Caring for residents with dementia in a long term care setting requires an ongoing awareness of both their needs and identification of strategies that will facilitate the resident’s participation in their daily care. Caregivers must avoid offering too much assistance thereby creating an attitude “learned helpless” and conversely, expecting too much from the resident. This may lead to feelings of anxiety, frustration, depression and combativeness. It is important for therapy to offer their expertise to the interdisciplinary team and immediate caregivers in identifying baseline function and developing strategies that work best with each individual resident.
Hands-on care strategies are methods of facilitating optimal resident participation and combined with other therapeutic techniques can have a positive impact on the dementia resident’s ability to perform functional tasks.
• Rescue Strategy: Caregiver begins a functional task with the resident.
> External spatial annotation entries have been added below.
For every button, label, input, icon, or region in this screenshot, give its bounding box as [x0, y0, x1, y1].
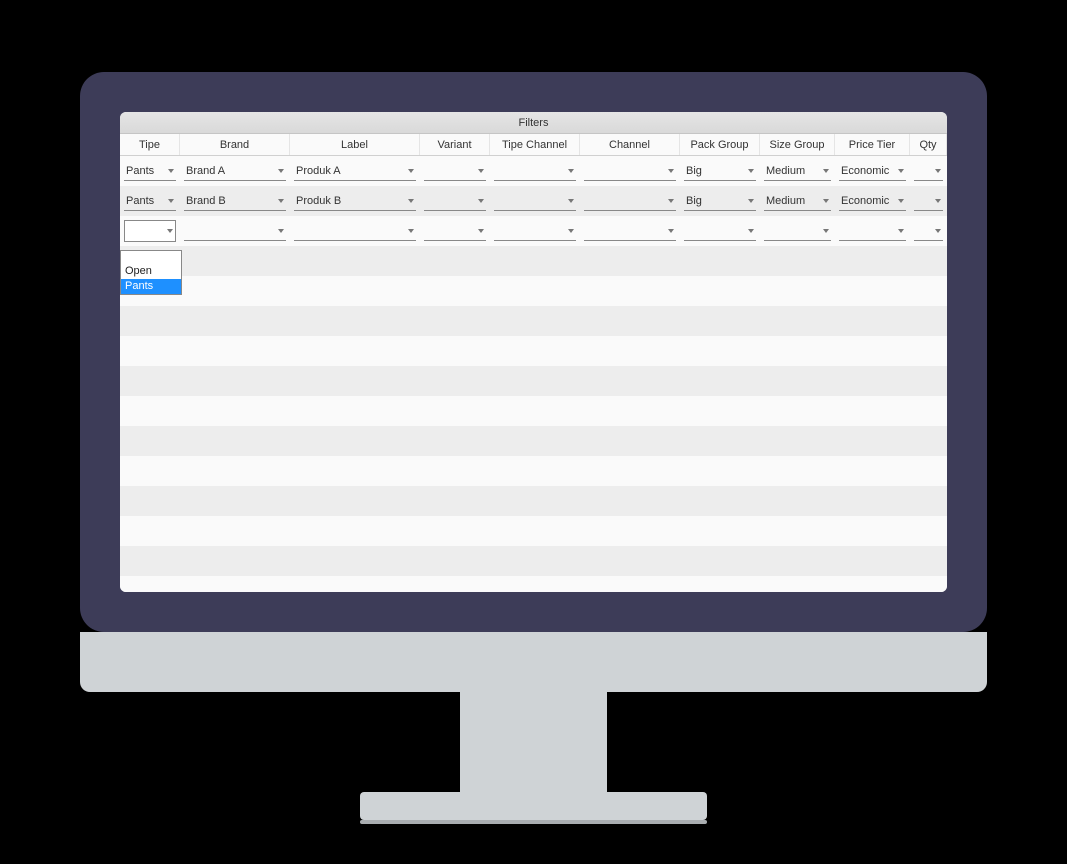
column-header-row: Tipe Brand Label Variant Tipe Channel Ch… — [120, 134, 947, 156]
tipe-select[interactable]: Pants — [124, 191, 176, 211]
chevron-down-icon — [748, 169, 754, 173]
packgroup-select[interactable]: Big — [684, 161, 756, 181]
data-rows-container: Pants Brand A Produk A Big Medium Econom… — [120, 156, 947, 246]
chevron-down-icon — [168, 169, 174, 173]
select-value: Brand A — [186, 165, 225, 177]
brand-select[interactable] — [184, 221, 286, 241]
chevron-down-icon — [408, 199, 414, 203]
dropdown-option[interactable]: Pants — [121, 279, 181, 294]
variant-select[interactable] — [424, 191, 486, 211]
chevron-down-icon — [668, 199, 674, 203]
dropdown-option[interactable]: Open — [121, 264, 181, 279]
select-value: Economic — [841, 165, 889, 177]
chevron-down-icon — [168, 199, 174, 203]
col-header-pricetier[interactable]: Price Tier — [835, 134, 910, 155]
pricetier-select[interactable]: Economic — [839, 191, 906, 211]
variant-select[interactable] — [424, 221, 486, 241]
chevron-down-icon — [478, 169, 484, 173]
tipe-select[interactable]: Pants — [124, 161, 176, 181]
label-select[interactable] — [294, 221, 416, 241]
chevron-down-icon — [823, 199, 829, 203]
select-value: Pants — [126, 195, 154, 207]
qty-select[interactable] — [914, 191, 943, 211]
select-value: Produk B — [296, 195, 341, 207]
chevron-down-icon — [823, 229, 829, 233]
filter-row — [120, 216, 947, 246]
col-header-variant[interactable]: Variant — [420, 134, 490, 155]
col-header-brand[interactable]: Brand — [180, 134, 290, 155]
qty-select[interactable] — [914, 161, 943, 181]
dropdown-option[interactable] — [121, 251, 181, 264]
variant-select[interactable] — [424, 161, 486, 181]
application-screen: Filters Tipe Brand Label Variant Tipe Ch… — [120, 112, 947, 592]
chevron-down-icon — [408, 229, 414, 233]
tipechannel-select[interactable] — [494, 161, 576, 181]
chevron-down-icon — [935, 199, 941, 203]
col-header-packgroup[interactable]: Pack Group — [680, 134, 760, 155]
col-header-qty[interactable]: Qty — [910, 134, 947, 155]
chevron-down-icon — [748, 229, 754, 233]
qty-select[interactable] — [914, 221, 943, 241]
select-value: Medium — [766, 195, 805, 207]
tipe-dropdown-list[interactable]: Open Pants — [120, 250, 182, 295]
select-value: Pants — [126, 165, 154, 177]
tipechannel-select[interactable] — [494, 191, 576, 211]
chevron-down-icon — [278, 169, 284, 173]
chevron-down-icon — [408, 169, 414, 173]
pricetier-select[interactable]: Economic — [839, 161, 906, 181]
label-select[interactable]: Produk B — [294, 191, 416, 211]
col-header-label[interactable]: Label — [290, 134, 420, 155]
tipechannel-select[interactable] — [494, 221, 576, 241]
chevron-down-icon — [898, 229, 904, 233]
chevron-down-icon — [935, 229, 941, 233]
pricetier-select[interactable] — [839, 221, 906, 241]
chevron-down-icon — [823, 169, 829, 173]
chevron-down-icon — [668, 169, 674, 173]
select-value: Brand B — [186, 195, 226, 207]
chevron-down-icon — [568, 229, 574, 233]
chevron-down-icon — [568, 199, 574, 203]
select-value: Economic — [841, 195, 889, 207]
sizegroup-select[interactable] — [764, 221, 831, 241]
label-select[interactable]: Produk A — [294, 161, 416, 181]
sizegroup-select[interactable]: Medium — [764, 191, 831, 211]
chevron-down-icon — [748, 199, 754, 203]
brand-select[interactable]: Brand B — [184, 191, 286, 211]
monitor-chin — [80, 632, 987, 692]
chevron-down-icon — [278, 229, 284, 233]
chevron-down-icon — [898, 169, 904, 173]
chevron-down-icon — [167, 229, 173, 233]
col-header-tipe[interactable]: Tipe — [120, 134, 180, 155]
tipe-select[interactable] — [124, 220, 176, 242]
select-value: Medium — [766, 165, 805, 177]
chevron-down-icon — [935, 169, 941, 173]
chevron-down-icon — [898, 199, 904, 203]
packgroup-select[interactable]: Big — [684, 191, 756, 211]
monitor-base — [360, 792, 707, 820]
packgroup-select[interactable] — [684, 221, 756, 241]
select-value: Big — [686, 165, 702, 177]
filters-panel-title: Filters — [120, 112, 947, 134]
select-value: Big — [686, 195, 702, 207]
select-value: Produk A — [296, 165, 341, 177]
chevron-down-icon — [478, 199, 484, 203]
col-header-channel[interactable]: Channel — [580, 134, 680, 155]
channel-select[interactable] — [584, 221, 676, 241]
col-header-tipechannel[interactable]: Tipe Channel — [490, 134, 580, 155]
channel-select[interactable] — [584, 191, 676, 211]
channel-select[interactable] — [584, 161, 676, 181]
filter-row: Pants Brand B Produk B Big Medium Econom… — [120, 186, 947, 216]
col-header-sizegroup[interactable]: Size Group — [760, 134, 835, 155]
brand-select[interactable]: Brand A — [184, 161, 286, 181]
chevron-down-icon — [278, 199, 284, 203]
monitor-frame: Filters Tipe Brand Label Variant Tipe Ch… — [80, 72, 987, 632]
chevron-down-icon — [568, 169, 574, 173]
filter-row: Pants Brand A Produk A Big Medium Econom… — [120, 156, 947, 186]
chevron-down-icon — [668, 229, 674, 233]
sizegroup-select[interactable]: Medium — [764, 161, 831, 181]
grid-body: Pants Brand A Produk A Big Medium Econom… — [120, 156, 947, 592]
monitor-neck — [460, 692, 607, 802]
chevron-down-icon — [478, 229, 484, 233]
If the resident is resistive, another caregiver steps in and “rescues” the resident. The resident often responds positively to being “rescued” and will complete the task
• Hand-over-Hand: Caregiver places their hand or hands over the resident’s and offers assistance while guiding the resident’s hand into and through the task i.e. feeding, brushing teeth, etc. This strategy can also be used as a reminder of the task when the resident has stopped in the middle of the activity. Hand-over hand movement may help the resident start again
• Mirroring: Caregiver models the expected response desired from the resident. For example, the caregiver pretends to brush his/her teeth, so the resident can reflect back, or “mirror” the activity by actually brushing their own teeth. Residents will sometimes observe other residents, such as at mealtime, and then copy what they are doing.
• Chaining: Caregiver initiates a functional task, enabling the resident to then take over at some point and complete the activity. For example, the caregiver places their hand over the resident’s while they hold a fork, sticking it into a piece of meat, and starting the movement towards the mouth. The resident is able to continue to the mouth without assistance.
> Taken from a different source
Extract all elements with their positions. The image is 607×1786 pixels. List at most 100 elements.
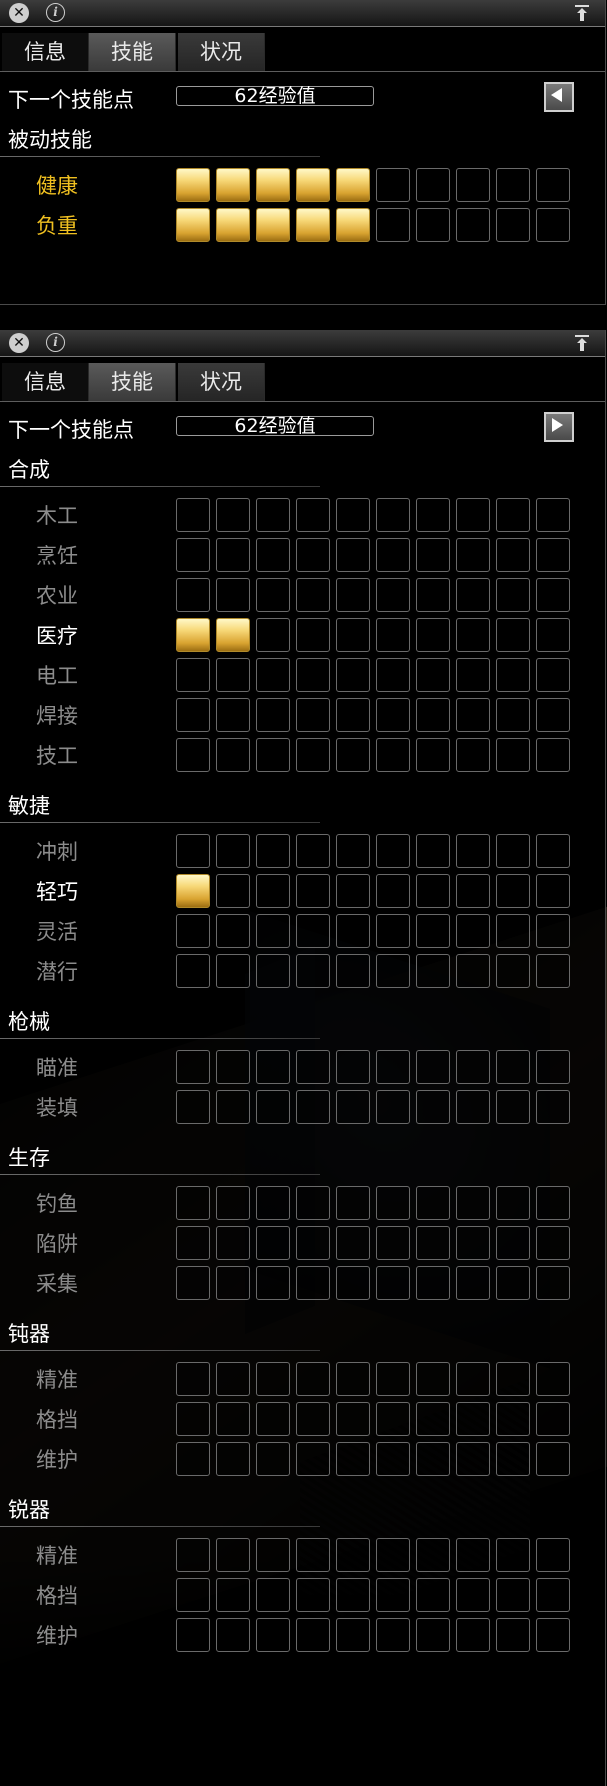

• End Chaining: Caregiver carries out the completion of a functional task and does not reinitiate it again, allowing the resident to take over. For example, resident has lost interest in brushing teeth. Caregiver places toothpaste on the brush, dips it in water and places in the resident’s mouth. The caregiver withdraws his/her hand and leaves the toothbrush in the resident’s mouth. Resident may respond by bringing their hand to the mouth and performing the task. They have effectively responded to “end” of the task.

Our goals with dementia residents’ may not always be to significantly improve independence in functional task performance due to cognitive decline, however, clinically, we can utilize compensatory strategies to address safety issues, reduce inappropriate behaviors and teach caregivers to structure daily care routines to enable the resident to perform at their highest level of independence.